Newsman: Kyrsten Sinema publicly declared that she’d switch her party to Independent. On Friday, she officially ditched the Democratic Party and announced she has registered as an independent. On Friday, she joined the ranks of independent Sens. Angus King of Maine and Bernie Sanders of Vermont, who caucus with Democrats.
Sinema’s decision leaving the party changes the equation again. This week’s runoff victory of Raphael Warnock in Georgia gave Democrats a 51-49 advantage over Republicans. But her departure puts Democrats back at 50, which means Vice President Kamala Harris once again becomes the tie-breaker.
The White House offered support to Sinema in a statement Friday and said the working relationship wouldn’t change, but it punctuated a week of ups and downs for Biden, who had a crystal clear majority Tuesday and a murky one by the end of the week.
“We understand that (Sinema’s) decision to register as an independent in Arizona does not change the new Democratic majority control of the Senate, and we have every reason to expect that we will continue to work successfully with her,” White House Press Secretary Karine Jean-Pierre said, describing Sinema as a “key partner” on some of Biden’s biggest wins, such as the Inflation Reduction Act and the Respect for Marriage Act.
“Becoming an independent won’t change my work in the Senate,” she wrote in the Arizona Republic, part of the USA TODAY network.
“Everyday Americans are increasingly left behind by the national parties’ rigid partisanship, which has hardened in recent years,’’ she wrote in an exclusive column for The Arizona Republic.
“Pressures in both parties pull leaders to the edges – allowing the loudest, most extreme voices to determine their respective parties’ priorities, and expecting the rest of us to fall in line,” she wrote.
“I committed I would not demonize people I disagreed with, engage in name-calling, or get distracted by political drama,” she wrote.
Sinema told The Arizona Republic that she plans to caucus with Democrats for committee seat purposelike Sen. Bernie Sanders of Vermont. Either way, nothing changes when it comes to passing legislation because of the 60-vote threshold.
Arizonans “are eager for leaders who focus on commonsense solutions rather than party doctrine,” she said.
Senate Majority Leader Chuck Schumer put a positive spin on Sinema’s decision. He declared he is “looking forward to a productive session in the new Democratic majority Senate. We will maintain our new majority on committees, exercise our subpoena power, and be able to clear nominees without discharge votes.”
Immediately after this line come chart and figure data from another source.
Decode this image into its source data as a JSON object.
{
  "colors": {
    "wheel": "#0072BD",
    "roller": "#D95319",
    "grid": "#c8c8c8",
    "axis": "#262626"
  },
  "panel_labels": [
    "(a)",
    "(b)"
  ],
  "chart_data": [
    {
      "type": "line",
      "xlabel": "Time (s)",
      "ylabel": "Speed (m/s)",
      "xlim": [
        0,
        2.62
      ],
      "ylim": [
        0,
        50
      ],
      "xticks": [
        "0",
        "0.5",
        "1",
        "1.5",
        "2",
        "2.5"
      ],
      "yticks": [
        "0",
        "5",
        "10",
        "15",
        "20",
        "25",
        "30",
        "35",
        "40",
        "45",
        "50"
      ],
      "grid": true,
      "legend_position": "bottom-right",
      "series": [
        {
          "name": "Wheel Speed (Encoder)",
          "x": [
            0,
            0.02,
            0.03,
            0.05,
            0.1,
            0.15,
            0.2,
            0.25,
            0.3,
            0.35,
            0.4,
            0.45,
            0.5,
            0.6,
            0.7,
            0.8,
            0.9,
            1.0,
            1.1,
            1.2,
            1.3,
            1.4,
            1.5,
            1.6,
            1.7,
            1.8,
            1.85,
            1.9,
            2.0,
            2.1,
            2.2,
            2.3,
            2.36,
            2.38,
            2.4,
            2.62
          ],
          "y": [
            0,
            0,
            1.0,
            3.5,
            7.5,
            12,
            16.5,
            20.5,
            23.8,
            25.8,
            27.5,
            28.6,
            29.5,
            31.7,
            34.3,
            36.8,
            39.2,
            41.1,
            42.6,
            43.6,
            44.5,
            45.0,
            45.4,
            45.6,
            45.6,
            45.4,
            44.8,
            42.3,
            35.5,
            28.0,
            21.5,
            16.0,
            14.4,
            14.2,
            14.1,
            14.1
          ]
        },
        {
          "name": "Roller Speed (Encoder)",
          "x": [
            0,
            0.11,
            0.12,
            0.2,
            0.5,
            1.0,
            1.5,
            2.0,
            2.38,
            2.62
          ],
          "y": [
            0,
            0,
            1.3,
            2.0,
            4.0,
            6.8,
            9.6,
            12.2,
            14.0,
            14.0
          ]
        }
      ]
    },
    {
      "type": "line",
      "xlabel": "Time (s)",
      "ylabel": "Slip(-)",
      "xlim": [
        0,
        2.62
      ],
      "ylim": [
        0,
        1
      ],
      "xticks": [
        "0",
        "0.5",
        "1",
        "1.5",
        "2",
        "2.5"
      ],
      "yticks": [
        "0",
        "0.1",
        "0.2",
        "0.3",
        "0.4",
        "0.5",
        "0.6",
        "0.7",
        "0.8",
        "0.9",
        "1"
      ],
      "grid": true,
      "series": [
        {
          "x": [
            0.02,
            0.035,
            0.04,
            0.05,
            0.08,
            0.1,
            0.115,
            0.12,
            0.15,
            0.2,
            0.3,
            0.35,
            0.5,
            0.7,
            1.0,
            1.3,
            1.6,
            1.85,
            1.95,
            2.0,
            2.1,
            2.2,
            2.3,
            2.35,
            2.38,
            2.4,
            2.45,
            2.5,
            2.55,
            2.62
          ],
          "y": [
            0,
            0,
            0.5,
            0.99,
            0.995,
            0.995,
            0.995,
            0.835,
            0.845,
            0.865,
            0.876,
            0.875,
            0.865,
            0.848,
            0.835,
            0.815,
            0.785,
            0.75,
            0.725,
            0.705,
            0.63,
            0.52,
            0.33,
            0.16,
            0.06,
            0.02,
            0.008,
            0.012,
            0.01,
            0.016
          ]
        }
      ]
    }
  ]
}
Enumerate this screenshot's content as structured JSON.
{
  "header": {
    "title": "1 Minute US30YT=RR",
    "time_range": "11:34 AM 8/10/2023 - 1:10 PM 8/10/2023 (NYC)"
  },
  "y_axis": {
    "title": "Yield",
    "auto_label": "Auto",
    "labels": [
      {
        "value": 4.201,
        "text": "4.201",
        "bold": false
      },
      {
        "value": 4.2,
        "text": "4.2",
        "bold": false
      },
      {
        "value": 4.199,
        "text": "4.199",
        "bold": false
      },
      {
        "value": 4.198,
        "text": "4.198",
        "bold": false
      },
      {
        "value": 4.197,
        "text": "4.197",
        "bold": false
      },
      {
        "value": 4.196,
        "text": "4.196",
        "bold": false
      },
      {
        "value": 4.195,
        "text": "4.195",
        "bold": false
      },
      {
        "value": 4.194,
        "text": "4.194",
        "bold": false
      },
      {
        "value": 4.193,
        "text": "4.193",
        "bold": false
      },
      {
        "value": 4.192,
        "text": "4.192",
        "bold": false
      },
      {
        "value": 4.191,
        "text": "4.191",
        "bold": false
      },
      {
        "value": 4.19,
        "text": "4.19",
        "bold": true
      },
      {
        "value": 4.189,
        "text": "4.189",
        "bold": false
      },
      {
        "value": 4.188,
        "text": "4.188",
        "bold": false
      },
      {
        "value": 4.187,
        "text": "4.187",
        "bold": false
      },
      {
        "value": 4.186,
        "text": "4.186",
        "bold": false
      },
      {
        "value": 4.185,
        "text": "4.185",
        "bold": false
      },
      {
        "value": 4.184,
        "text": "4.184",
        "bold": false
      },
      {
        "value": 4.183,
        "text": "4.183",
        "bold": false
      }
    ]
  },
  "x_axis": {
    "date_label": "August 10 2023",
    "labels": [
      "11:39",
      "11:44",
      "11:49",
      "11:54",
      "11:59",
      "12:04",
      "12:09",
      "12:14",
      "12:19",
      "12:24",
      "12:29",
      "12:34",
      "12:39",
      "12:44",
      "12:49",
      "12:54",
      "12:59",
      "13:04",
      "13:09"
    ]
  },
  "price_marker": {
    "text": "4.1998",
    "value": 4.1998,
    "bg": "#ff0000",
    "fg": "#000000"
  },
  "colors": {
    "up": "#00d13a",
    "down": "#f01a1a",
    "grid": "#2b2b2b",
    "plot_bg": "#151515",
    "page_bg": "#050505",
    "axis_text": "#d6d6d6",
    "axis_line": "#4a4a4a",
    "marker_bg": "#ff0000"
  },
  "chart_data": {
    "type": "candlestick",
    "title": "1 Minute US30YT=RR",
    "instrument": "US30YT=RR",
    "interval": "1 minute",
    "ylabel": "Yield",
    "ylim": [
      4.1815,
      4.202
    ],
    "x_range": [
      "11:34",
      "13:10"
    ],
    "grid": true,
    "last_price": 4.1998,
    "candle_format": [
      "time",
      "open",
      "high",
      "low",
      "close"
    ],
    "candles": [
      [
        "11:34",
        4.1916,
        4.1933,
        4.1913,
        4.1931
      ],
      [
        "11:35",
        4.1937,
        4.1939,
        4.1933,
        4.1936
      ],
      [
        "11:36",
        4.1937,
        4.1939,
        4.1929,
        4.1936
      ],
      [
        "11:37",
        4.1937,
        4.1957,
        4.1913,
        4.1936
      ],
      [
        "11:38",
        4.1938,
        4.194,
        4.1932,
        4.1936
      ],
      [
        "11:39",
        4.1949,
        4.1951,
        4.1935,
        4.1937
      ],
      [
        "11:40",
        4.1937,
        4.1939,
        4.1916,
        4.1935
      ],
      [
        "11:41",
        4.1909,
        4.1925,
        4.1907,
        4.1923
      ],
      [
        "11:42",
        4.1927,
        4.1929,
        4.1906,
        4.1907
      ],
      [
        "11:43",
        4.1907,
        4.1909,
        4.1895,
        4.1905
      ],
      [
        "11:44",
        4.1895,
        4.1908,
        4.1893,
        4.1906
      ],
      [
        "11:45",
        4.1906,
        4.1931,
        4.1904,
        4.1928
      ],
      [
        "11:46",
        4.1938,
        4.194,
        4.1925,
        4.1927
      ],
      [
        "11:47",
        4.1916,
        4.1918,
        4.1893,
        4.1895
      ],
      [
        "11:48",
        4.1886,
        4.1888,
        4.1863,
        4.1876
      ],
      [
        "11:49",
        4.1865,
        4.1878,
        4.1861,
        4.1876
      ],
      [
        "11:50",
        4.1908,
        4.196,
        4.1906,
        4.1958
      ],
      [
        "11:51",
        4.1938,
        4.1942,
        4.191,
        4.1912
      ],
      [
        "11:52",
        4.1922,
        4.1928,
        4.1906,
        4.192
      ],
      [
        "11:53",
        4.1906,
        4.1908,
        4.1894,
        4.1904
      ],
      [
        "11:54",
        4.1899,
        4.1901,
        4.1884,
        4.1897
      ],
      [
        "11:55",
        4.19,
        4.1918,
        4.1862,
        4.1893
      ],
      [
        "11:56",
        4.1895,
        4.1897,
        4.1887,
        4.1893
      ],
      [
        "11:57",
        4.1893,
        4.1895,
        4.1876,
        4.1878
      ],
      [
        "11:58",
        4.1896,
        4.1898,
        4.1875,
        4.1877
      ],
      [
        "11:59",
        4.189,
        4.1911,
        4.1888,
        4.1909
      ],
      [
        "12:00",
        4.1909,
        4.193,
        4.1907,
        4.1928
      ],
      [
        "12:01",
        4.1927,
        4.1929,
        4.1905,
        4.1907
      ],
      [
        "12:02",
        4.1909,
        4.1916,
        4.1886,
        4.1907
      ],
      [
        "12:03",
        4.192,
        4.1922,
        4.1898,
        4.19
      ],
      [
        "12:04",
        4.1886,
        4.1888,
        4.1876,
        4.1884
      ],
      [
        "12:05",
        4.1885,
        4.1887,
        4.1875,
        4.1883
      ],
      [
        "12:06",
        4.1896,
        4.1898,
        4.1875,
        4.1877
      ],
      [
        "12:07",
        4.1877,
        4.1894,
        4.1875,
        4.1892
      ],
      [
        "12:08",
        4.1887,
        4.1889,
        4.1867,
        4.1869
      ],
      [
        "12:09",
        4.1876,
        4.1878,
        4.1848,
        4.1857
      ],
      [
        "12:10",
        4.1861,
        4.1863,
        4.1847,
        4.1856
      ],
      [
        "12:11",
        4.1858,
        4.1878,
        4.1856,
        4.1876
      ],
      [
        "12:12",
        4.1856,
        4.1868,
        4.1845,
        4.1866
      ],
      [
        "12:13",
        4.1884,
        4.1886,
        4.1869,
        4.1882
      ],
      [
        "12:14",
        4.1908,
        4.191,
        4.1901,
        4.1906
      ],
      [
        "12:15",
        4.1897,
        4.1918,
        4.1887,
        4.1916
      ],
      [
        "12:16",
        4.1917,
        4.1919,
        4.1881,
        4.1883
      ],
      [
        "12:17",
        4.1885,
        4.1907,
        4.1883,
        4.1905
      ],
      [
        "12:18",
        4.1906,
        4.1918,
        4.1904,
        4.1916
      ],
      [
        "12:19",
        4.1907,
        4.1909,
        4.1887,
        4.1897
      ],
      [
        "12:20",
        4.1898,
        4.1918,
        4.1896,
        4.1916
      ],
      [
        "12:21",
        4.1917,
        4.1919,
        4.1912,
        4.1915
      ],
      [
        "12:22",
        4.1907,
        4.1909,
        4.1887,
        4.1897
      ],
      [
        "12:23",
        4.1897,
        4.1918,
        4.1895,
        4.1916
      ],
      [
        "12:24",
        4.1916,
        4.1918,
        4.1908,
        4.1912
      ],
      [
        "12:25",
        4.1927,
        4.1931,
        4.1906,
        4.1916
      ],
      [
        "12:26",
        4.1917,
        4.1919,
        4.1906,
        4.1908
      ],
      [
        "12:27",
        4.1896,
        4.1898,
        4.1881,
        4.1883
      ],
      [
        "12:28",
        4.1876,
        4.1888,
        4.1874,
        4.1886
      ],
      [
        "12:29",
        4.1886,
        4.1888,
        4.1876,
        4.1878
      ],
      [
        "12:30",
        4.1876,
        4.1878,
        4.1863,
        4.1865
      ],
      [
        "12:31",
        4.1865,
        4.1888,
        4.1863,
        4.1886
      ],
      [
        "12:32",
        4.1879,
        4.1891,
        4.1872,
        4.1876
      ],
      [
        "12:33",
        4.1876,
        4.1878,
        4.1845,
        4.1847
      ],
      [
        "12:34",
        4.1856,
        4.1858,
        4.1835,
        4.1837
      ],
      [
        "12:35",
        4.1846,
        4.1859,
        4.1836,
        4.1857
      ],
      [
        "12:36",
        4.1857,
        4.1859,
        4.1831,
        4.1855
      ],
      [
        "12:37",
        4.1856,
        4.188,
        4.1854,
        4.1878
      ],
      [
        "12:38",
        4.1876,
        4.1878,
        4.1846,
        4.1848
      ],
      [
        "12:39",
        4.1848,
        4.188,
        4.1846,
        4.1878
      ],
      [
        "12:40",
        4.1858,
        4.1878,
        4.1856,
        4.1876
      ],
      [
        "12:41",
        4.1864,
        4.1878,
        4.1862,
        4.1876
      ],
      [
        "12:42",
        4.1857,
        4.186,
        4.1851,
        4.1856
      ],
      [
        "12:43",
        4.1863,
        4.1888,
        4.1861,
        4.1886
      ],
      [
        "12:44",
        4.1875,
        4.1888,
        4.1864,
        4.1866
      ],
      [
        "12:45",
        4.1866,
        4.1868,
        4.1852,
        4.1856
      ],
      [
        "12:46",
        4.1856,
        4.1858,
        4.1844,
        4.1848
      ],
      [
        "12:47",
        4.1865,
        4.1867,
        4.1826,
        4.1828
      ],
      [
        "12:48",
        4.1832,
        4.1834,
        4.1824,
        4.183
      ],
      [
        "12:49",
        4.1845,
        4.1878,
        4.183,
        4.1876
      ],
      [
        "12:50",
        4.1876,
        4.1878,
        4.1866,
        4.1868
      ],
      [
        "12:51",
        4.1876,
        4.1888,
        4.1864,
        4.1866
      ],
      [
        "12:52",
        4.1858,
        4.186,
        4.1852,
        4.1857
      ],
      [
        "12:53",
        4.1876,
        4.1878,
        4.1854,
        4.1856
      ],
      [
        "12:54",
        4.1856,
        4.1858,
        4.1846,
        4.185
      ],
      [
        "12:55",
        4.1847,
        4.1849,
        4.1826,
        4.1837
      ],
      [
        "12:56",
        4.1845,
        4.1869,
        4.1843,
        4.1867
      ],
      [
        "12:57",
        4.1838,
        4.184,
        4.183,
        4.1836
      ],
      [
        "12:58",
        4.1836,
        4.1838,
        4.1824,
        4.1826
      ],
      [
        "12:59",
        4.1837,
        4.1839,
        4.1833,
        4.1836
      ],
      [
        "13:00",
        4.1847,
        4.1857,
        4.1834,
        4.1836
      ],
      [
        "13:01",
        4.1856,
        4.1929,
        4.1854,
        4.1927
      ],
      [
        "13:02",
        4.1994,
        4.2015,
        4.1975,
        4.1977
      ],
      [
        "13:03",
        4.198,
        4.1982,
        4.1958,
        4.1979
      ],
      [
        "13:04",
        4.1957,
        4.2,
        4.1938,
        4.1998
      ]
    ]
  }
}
Despite the defection from the party, it seems Democrats will still get something very close to the functional 51-seat majority they assumed they’d won — with perhaps a small asterisk. According to congressional sources familiar with the matter, Kyrsten Sinema and Senate Majority Leader Chuck Schumer agreed this week that the Arizona independent would keep her committee assignments, a notable pact that essentially guarantees that Democrats will have majorities on committees. When all is said and done, it’s likely that Democrats will enjoy one-seat edges on all committee panels, sources said.
In an interview this week, Sinema herself was cagey about how her party switch will affect the daily workings of the Senate. But by Friday afternoon Democrats were feeling OK about the situation, even if Sinema won’t be formally caucusing with them. The 50-50 days are soon going to be behind them.
The Arizona senator’s decision to go independent will reverberate in Arizona and national political circles for months to come as Sinema’s potential reelection approaches. If Sinema runs for reelection, Schumer will have to decide whether to use Senate Democrats’ campaign arm to assist her in a bid for a second term or remain neutral. Or perhaps the party will decide to support a Democratic nominee as she runs as an independent. Sinema skipped the party’s leadership elections on Thursday.